確かに医療費は高騰傾向を示している。それでも、日本の医療費の対国内総生産(GDP)比で、他の先進工業国家にくらべてもっとも小さいという事実は語られない。むしろ、「公」の領域であった医療分野を、「私」の領域に開放しろという米国政府の要求に日本政府が屈したというのが、もろもろの改悪の本当の理由であろう
「官」から「民」へという流れは、日本では、営利の対象にしてはならなかった「公」の領域を、カネを儲けてもよい「私」の領域に移してしまえということである。そして、新たな領域で地歩を築く「私」とは、多くの場合、米国企業であり、米国のコンサルタントである。 政府・与党の「医療制度改革大綱」というものがある。それに沿う形で医療制度のなし崩し的改悪が進行している。

 まず、中医協の委員構成が変えられる。これまでは、委員は四つの分野からだされていて、医療費を支払う側(支払側)が八人、診療側が八人、中立の立場にあるとされる公益側(学識経験者)が四人、専門委員が七人であり、支払側と診療側の委員は団体から推薦されていた。これが大幅に変えられる。まず団体推薦が廃止される。つまり、委員は厚生労働省が選ぶことになる。支払側と診療側がそれぞれ七人に減らされ、公益側を六人に増やすことになる。公益側が主導権を発揮することが決められた。そして、診療報酬改定にかかわる決定について、中医協の権限を剥奪し、官邸主導にすることが決定された。専門委員にも今後は、外資から選ばれるようになるであろう。

 診療報酬は、「引き下げる」と明記された。
 二〇〇八年度から七〇~七四歳の自己負担分を現行の一割から二割へと、じつに、二倍に引き上げることになった。七〇歳以上でも現役なみの所得のある人は、現行の二割から三割に自己負担分を引き上げられることになった。入院している高齢者の食費・居住費の負担増の方向で見直されることになった。

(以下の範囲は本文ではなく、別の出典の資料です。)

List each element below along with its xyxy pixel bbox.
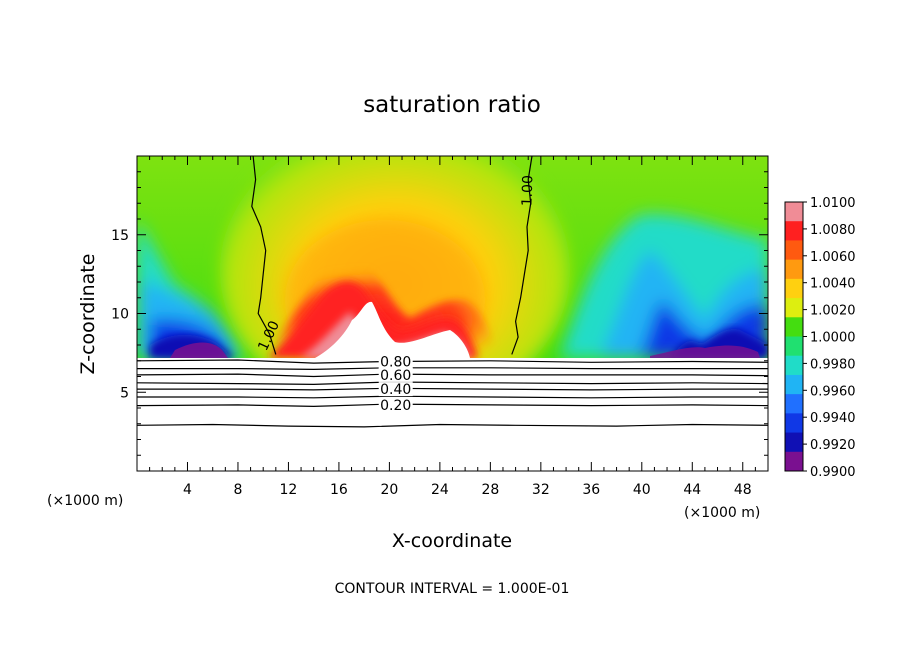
colorbar-swatch xyxy=(785,374,803,395)
contour-label: 1.00 xyxy=(519,175,536,207)
x-tick-label: 8 xyxy=(233,482,242,498)
colorbar-swatch xyxy=(785,451,803,472)
x-unit-left: (×1000 m) xyxy=(47,493,123,509)
chart-title: saturation ratio xyxy=(363,92,541,118)
contour-line xyxy=(251,156,277,355)
contour-label-bg xyxy=(378,367,413,382)
x-tick-label: 12 xyxy=(280,482,298,498)
contour-line xyxy=(137,381,768,386)
contour-label-bg xyxy=(378,382,413,397)
contour-line xyxy=(511,156,533,355)
x-tick-label: 20 xyxy=(380,482,398,498)
colorbar-tick-label: 0.9960 xyxy=(810,384,856,399)
colorbar-swatch xyxy=(785,432,803,453)
colorbar-tick-label: 1.0000 xyxy=(810,331,856,346)
colorbar-tick-label: 1.0060 xyxy=(810,250,856,265)
colorbar-swatch xyxy=(785,202,803,222)
contour-line xyxy=(137,387,768,391)
colorbar-tick-label: 0.9900 xyxy=(810,465,856,480)
x-tick-label: 28 xyxy=(481,482,499,498)
y-axis: 5 10 15 xyxy=(111,171,768,456)
colorbar-swatch xyxy=(785,336,803,357)
x-tick-label: 32 xyxy=(532,482,550,498)
x-tick-label: 16 xyxy=(330,482,348,498)
x-tick-label: 4 xyxy=(183,482,192,498)
y-tick-label: 10 xyxy=(111,307,129,323)
contour-line xyxy=(137,359,768,364)
contour-line xyxy=(137,373,768,378)
y-axis-title: Z-coordinate xyxy=(77,254,99,375)
field-plume-core xyxy=(315,301,470,358)
x-tick-label: 40 xyxy=(633,482,651,498)
field-plume xyxy=(220,156,570,415)
colorbar-swatch xyxy=(785,355,803,376)
colorbar-swatch xyxy=(785,278,803,299)
colorbar-tick-label: 1.0080 xyxy=(810,223,856,238)
contour-label: 0.80 xyxy=(380,355,411,371)
colorbar: 1.0100 1.0080 1.0060 1.0040 1.0020 1.0000 0.99… xyxy=(784,196,856,480)
colorbar-swatch xyxy=(785,394,803,414)
contour-label: 0.20 xyxy=(380,398,411,414)
x-unit-right: (×1000 m) xyxy=(684,505,760,521)
contour-label-bg xyxy=(378,397,413,412)
contour-label: 0.60 xyxy=(380,368,411,384)
field-lower xyxy=(137,358,768,471)
colorbar-tick-label: 0.9980 xyxy=(810,357,856,372)
colorbar-swatch xyxy=(785,317,803,337)
y-tick-label: 5 xyxy=(120,385,129,401)
contour-label-bg xyxy=(378,354,413,369)
y-tick-label: 15 xyxy=(111,228,129,244)
heatmap-field: 1.001.000.800.600.400.20 xyxy=(137,156,768,471)
x-axis-title: X-coordinate xyxy=(392,530,512,552)
colorbar-swatch xyxy=(785,259,803,280)
colorbar-tick-label: 0.9920 xyxy=(810,438,856,453)
x-tick-label: 24 xyxy=(431,482,449,498)
contour-line xyxy=(137,403,768,408)
contour-label: 0.40 xyxy=(380,382,411,398)
colorbar-tick-label: 0.9940 xyxy=(810,411,856,426)
contour-line xyxy=(137,395,768,399)
field-edge-left xyxy=(170,342,228,358)
x-tick-label: 44 xyxy=(683,482,701,498)
contour-lines: 1.001.000.800.600.400.20 xyxy=(137,156,768,428)
x-tick-label: 36 xyxy=(582,482,600,498)
colorbar-swatch xyxy=(785,221,803,241)
contour-line xyxy=(137,367,768,371)
colorbar-swatch xyxy=(785,298,803,318)
colorbar-tick-label: 1.0100 xyxy=(810,196,856,211)
contour-line xyxy=(137,423,768,428)
x-tick-label: 48 xyxy=(734,482,752,498)
field-edge-right xyxy=(650,345,760,358)
colorbar-swatch xyxy=(785,240,803,261)
colorbar-tick-label: 1.0040 xyxy=(810,277,856,292)
colorbar-tick-label: 1.0020 xyxy=(810,304,856,319)
contour-interval-note: CONTOUR INTERVAL = 1.000E-01 xyxy=(335,581,570,597)
x-axis: 4 8 12 16 20 24 28 32 36 40 44 48 xyxy=(149,156,756,498)
colorbar-swatch xyxy=(785,413,803,434)
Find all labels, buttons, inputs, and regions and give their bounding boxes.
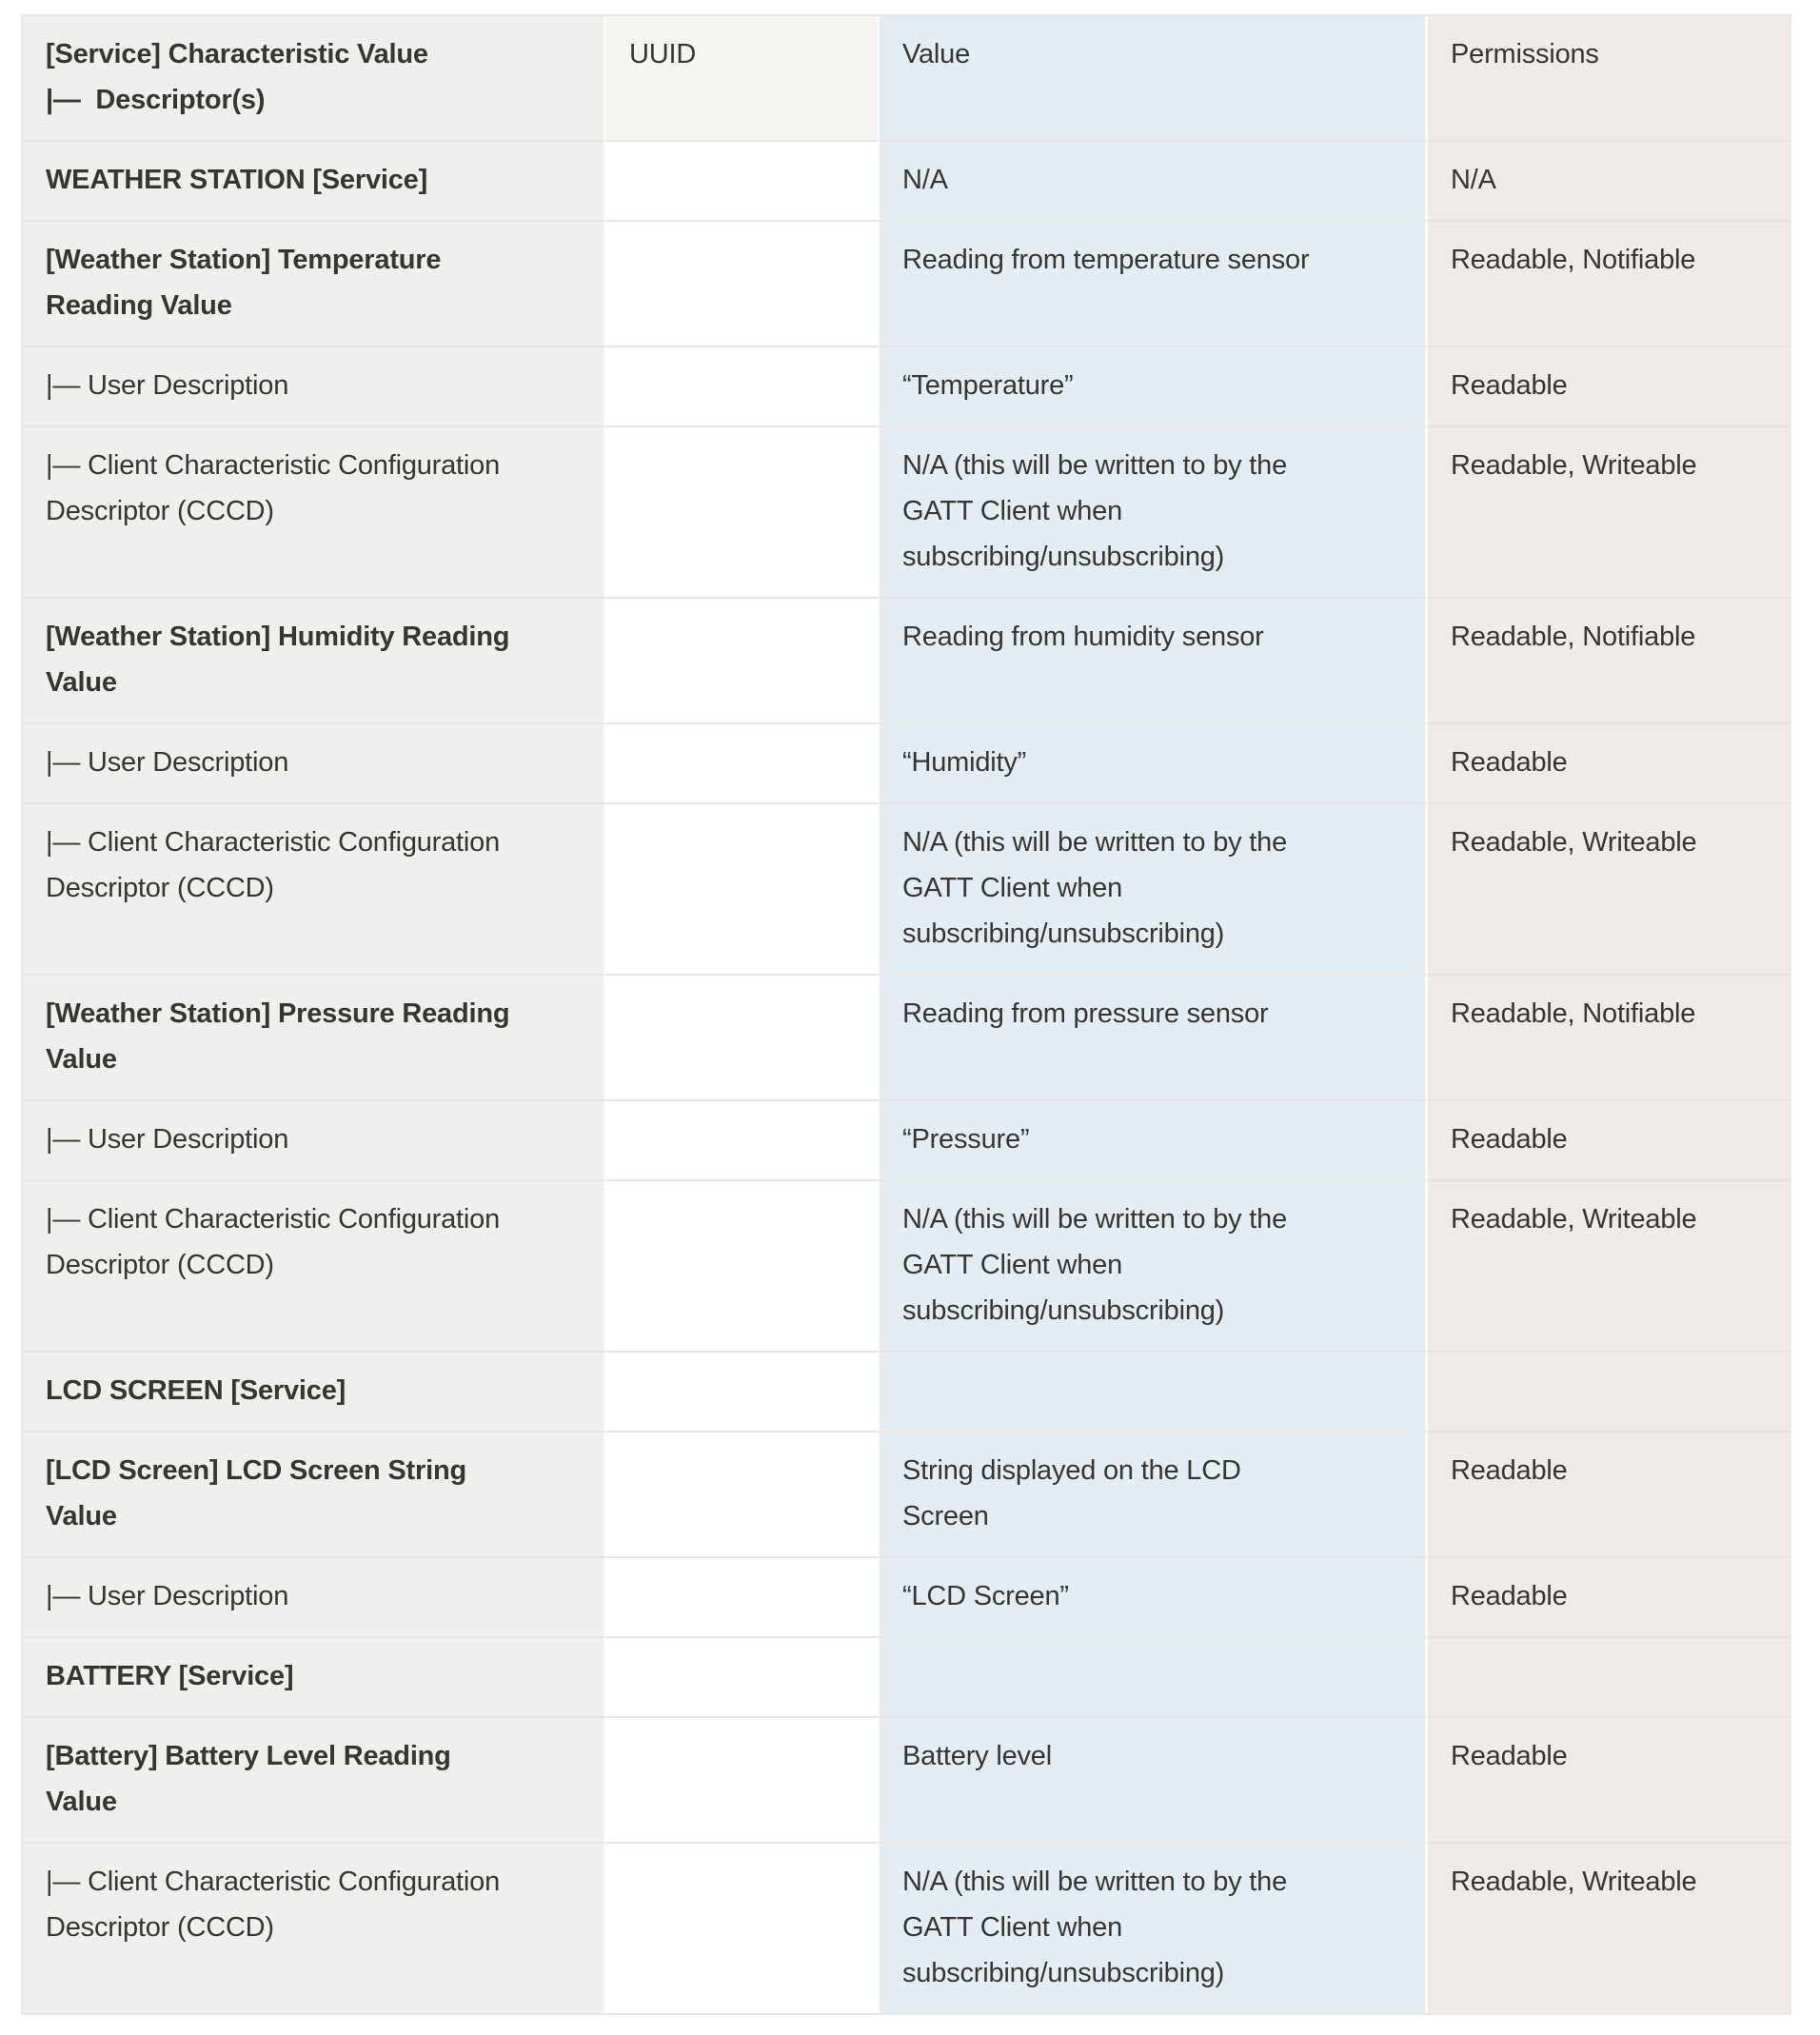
uuid-cell: [606, 1431, 880, 1556]
uuid-column-header: UUID: [606, 16, 880, 140]
permissions-cell: Readable: [1428, 1716, 1790, 1842]
characteristic-cell: [Battery] Battery Level Reading Value: [23, 1716, 606, 1842]
uuid-cell: [606, 220, 880, 346]
permissions-cell: Readable, Writeable: [1428, 425, 1790, 597]
table-row: [Weather Station] Temperature Reading Va…: [23, 220, 1790, 346]
value-cell: N/A (this will be written to by the GATT…: [880, 1842, 1428, 2013]
characteristic-cell: LCD SCREEN [Service]: [23, 1351, 606, 1431]
characteristic-cell: |— User Description: [23, 722, 606, 802]
table-row: |— User Description “Temperature” Readab…: [23, 346, 1790, 425]
value-cell: N/A (this will be written to by the GATT…: [880, 1179, 1428, 1351]
permissions-cell: [1428, 1351, 1790, 1431]
permissions-cell: Readable: [1428, 346, 1790, 425]
characteristic-cell: |— User Description: [23, 1099, 606, 1179]
value-cell: String displayed on the LCD Screen: [880, 1431, 1428, 1556]
value-cell: “LCD Screen”: [880, 1556, 1428, 1636]
value-cell: Reading from temperature sensor: [880, 220, 1428, 346]
uuid-cell: [606, 802, 880, 974]
table-row: BATTERY [Service]: [23, 1636, 1790, 1716]
gatt-characteristics-table-wrapper: [Service] Characteristic Value |— Descri…: [21, 14, 1791, 2015]
value-cell: “Temperature”: [880, 346, 1428, 425]
uuid-cell: [606, 1099, 880, 1179]
value-cell: Battery level: [880, 1716, 1428, 1842]
table-row: |— Client Characteristic Configuration D…: [23, 1179, 1790, 1351]
gatt-characteristics-table: [Service] Characteristic Value |— Descri…: [23, 16, 1790, 2013]
value-cell: Reading from humidity sensor: [880, 597, 1428, 722]
permissions-cell: Readable: [1428, 1099, 1790, 1179]
uuid-cell: [606, 140, 880, 220]
uuid-cell: [606, 974, 880, 1099]
characteristic-cell: WEATHER STATION [Service]: [23, 140, 606, 220]
table-row: WEATHER STATION [Service] N/A N/A: [23, 140, 1790, 220]
characteristic-cell: |— User Description: [23, 346, 606, 425]
table-row: |— User Description “Humidity” Readable: [23, 722, 1790, 802]
value-cell: N/A (this will be written to by the GATT…: [880, 425, 1428, 597]
characteristic-cell: |— Client Characteristic Configuration D…: [23, 425, 606, 597]
value-column-header: Value: [880, 16, 1428, 140]
characteristic-cell: [Weather Station] Humidity Reading Value: [23, 597, 606, 722]
permissions-cell: Readable: [1428, 722, 1790, 802]
value-cell: N/A (this will be written to by the GATT…: [880, 802, 1428, 974]
uuid-cell: [606, 346, 880, 425]
permissions-cell: Readable, Notifiable: [1428, 220, 1790, 346]
permissions-cell: Readable: [1428, 1556, 1790, 1636]
value-cell: [880, 1351, 1428, 1431]
permissions-cell: [1428, 1636, 1790, 1716]
characteristic-cell: |— Client Characteristic Configuration D…: [23, 802, 606, 974]
characteristic-cell: [Weather Station] Pressure Reading Value: [23, 974, 606, 1099]
characteristic-cell: |— Client Characteristic Configuration D…: [23, 1842, 606, 2013]
permissions-cell: Readable, Notifiable: [1428, 597, 1790, 722]
table-row: [Weather Station] Humidity Reading Value…: [23, 597, 1790, 722]
permissions-cell: Readable, Writeable: [1428, 1842, 1790, 2013]
table-row: [Battery] Battery Level Reading Value Ba…: [23, 1716, 1790, 1842]
uuid-cell: [606, 597, 880, 722]
characteristic-cell: |— Client Characteristic Configuration D…: [23, 1179, 606, 1351]
uuid-cell: [606, 1716, 880, 1842]
uuid-cell: [606, 1636, 880, 1716]
value-cell: “Humidity”: [880, 722, 1428, 802]
permissions-cell: N/A: [1428, 140, 1790, 220]
table-row: |— User Description “Pressure” Readable: [23, 1099, 1790, 1179]
value-cell: “Pressure”: [880, 1099, 1428, 1179]
table-row: [Weather Station] Pressure Reading Value…: [23, 974, 1790, 1099]
uuid-cell: [606, 1351, 880, 1431]
table-row: |— Client Characteristic Configuration D…: [23, 1842, 1790, 2013]
permissions-column-header: Permissions: [1428, 16, 1790, 140]
permissions-cell: Readable, Writeable: [1428, 1179, 1790, 1351]
table-row: LCD SCREEN [Service]: [23, 1351, 1790, 1431]
permissions-cell: Readable, Notifiable: [1428, 974, 1790, 1099]
characteristic-cell: |— User Description: [23, 1556, 606, 1636]
uuid-cell: [606, 1556, 880, 1636]
value-cell: [880, 1636, 1428, 1716]
table-header-row: [Service] Characteristic Value |— Descri…: [23, 16, 1790, 140]
uuid-cell: [606, 1842, 880, 2013]
permissions-cell: Readable: [1428, 1431, 1790, 1556]
value-cell: Reading from pressure sensor: [880, 974, 1428, 1099]
characteristic-cell: [Weather Station] Temperature Reading Va…: [23, 220, 606, 346]
table-row: |— User Description “LCD Screen” Readabl…: [23, 1556, 1790, 1636]
characteristic-column-header: [Service] Characteristic Value |— Descri…: [23, 16, 606, 140]
table-row: |— Client Characteristic Configuration D…: [23, 425, 1790, 597]
uuid-cell: [606, 1179, 880, 1351]
value-cell: N/A: [880, 140, 1428, 220]
characteristic-cell: [LCD Screen] LCD Screen String Value: [23, 1431, 606, 1556]
permissions-cell: Readable, Writeable: [1428, 802, 1790, 974]
characteristic-cell: BATTERY [Service]: [23, 1636, 606, 1716]
uuid-cell: [606, 722, 880, 802]
uuid-cell: [606, 425, 880, 597]
table-row: |— Client Characteristic Configuration D…: [23, 802, 1790, 974]
table-row: [LCD Screen] LCD Screen String Value Str…: [23, 1431, 1790, 1556]
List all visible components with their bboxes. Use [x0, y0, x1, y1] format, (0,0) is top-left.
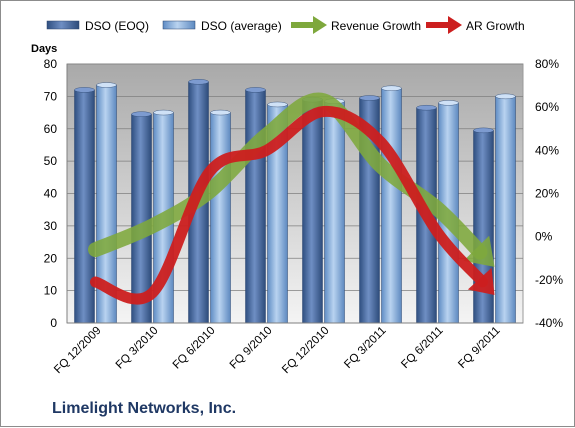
y-tick-label: 60	[44, 122, 58, 136]
y2-tick-label: -20%	[535, 273, 563, 287]
series-arrowhead	[463, 235, 495, 267]
x-tick-label: FQ 12/2010	[280, 325, 331, 376]
bar-top	[96, 82, 117, 88]
x-tick-label: FQ 9/2010	[228, 325, 275, 372]
bar-top	[473, 127, 494, 134]
y-tick-label: 80	[44, 57, 58, 71]
legend-arrowhead	[448, 16, 462, 34]
bar-top	[495, 93, 516, 100]
legend-label: Revenue Growth	[331, 19, 421, 33]
bar-top	[267, 101, 288, 108]
y2-tick-label: 0%	[535, 230, 553, 244]
y-axis-title: Days	[31, 43, 57, 55]
bar	[245, 89, 266, 324]
bar	[324, 100, 345, 324]
y-tick-label: 0	[50, 316, 57, 330]
bar-top	[245, 87, 266, 93]
legend-label: DSO (average)	[201, 19, 282, 33]
legend-swatch	[46, 20, 80, 30]
y2-tick-label: 20%	[535, 187, 559, 201]
y2-tick-label: -40%	[535, 316, 563, 330]
y2-tick-label: 80%	[535, 57, 559, 71]
company-name: Limelight Networks, Inc.	[52, 400, 237, 417]
x-tick-label: FQ 3/2011	[342, 325, 388, 371]
y2-tick-label: 40%	[535, 143, 559, 157]
bar	[210, 112, 231, 324]
legend-label: AR Growth	[466, 19, 525, 33]
legend-swatch	[162, 20, 196, 30]
bar-top	[416, 105, 437, 111]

 七五歳以上の高齢者向けの医療保険制度が他の世代から独立して二〇〇八年に新設されることになった。この新制度に関して、保険料の徴収義務だけが市町村に委ねられるが、運営は、都道府県単位で全市町村が加入する「広域連合」が担うことになった。

 こうした改悪は、米国政府の意向を無視して判断されるべきではない。二〇〇六年六月に日米首脳会談があった。これに合わせて『二〇〇六年日米投資イニシアティブ』という報告書がだされた。

  そのなかで、米国政府はドキッとさせられるようなことを日本政府に要求した。米国側は、「米国企業も医療改革の議論に積極的に関与」したいといってのけたのである。米国企業は、すでに、日本の医療サービス分野で大きな地歩を築いているのだから、医療改革の議論に参加させろというのである。

 具体的には、株式会社などの営利会社が病院を経営できるように規制緩和をせよ、公的保険と自由診療とを組み合わす「混合診療」を拡大せよと要求した。

 医療に営利を認めてしまえば、医療費の高騰は避けられないし、儲かる地域に病院が集中し、儲からない地域には病院がなくなってしまう怖れがあるとして、日本では病院株式会社が禁止されていた。しかし、米国の執拗で強い要求の前に、日本政府は譲歩して、「構造改革特区」に限って例外的に株式会社による病院経営を許可するようになった。しかし、これでは充分な展開ができないとして米国は、特区以外でも認可しろと日本政府に迫っているのである。

 日本では、これまで、公的保険が適用される保険診療と、保険が適用されない自由診療との併用は原則的には、認められていなかった。保険診療を受けていた患者が、公的保険が適用されない自由診療を受けてしまえば、それまで受けていた公的保険の適用資格がなくなり、診療全体が自由診療として、患者は実費の全額を払わなければならなかった。これを認可せよというのである。

 米国政府は、混合医療が、「医療支出を減らし、効率化を促し、さらに医療保険制度の財政上の困難を緩和しうるものである」と明言した。

 そうではないだろう。医療費削減の建前の下、自由診療の分野に公的なものではない純民間ベースの医療保険を拡大させようとする米国医療保険会社の思惑が見え隠れするのである。

 二〇〇六年報告書では、医療と並んで、教育も重点分野に挙げられた。教育もまた、カネを儲けてはならない「公」の領域であったのに、カネを儲けてもよい「私」の分野に移し替えられようとしている。安倍新政権が「教育改革」を目玉にしている背景に米国政府の圧力がないとはいいきれないのである。

 日本のあらゆる領域が米国資本によって占領されようとしている。それは誰の目にもみえる剥きだしの力の行使ではなく、「構造改革」というスローガンの下で静かに進行するイデオロギー支配、つまり、「姿なき占領」なのである。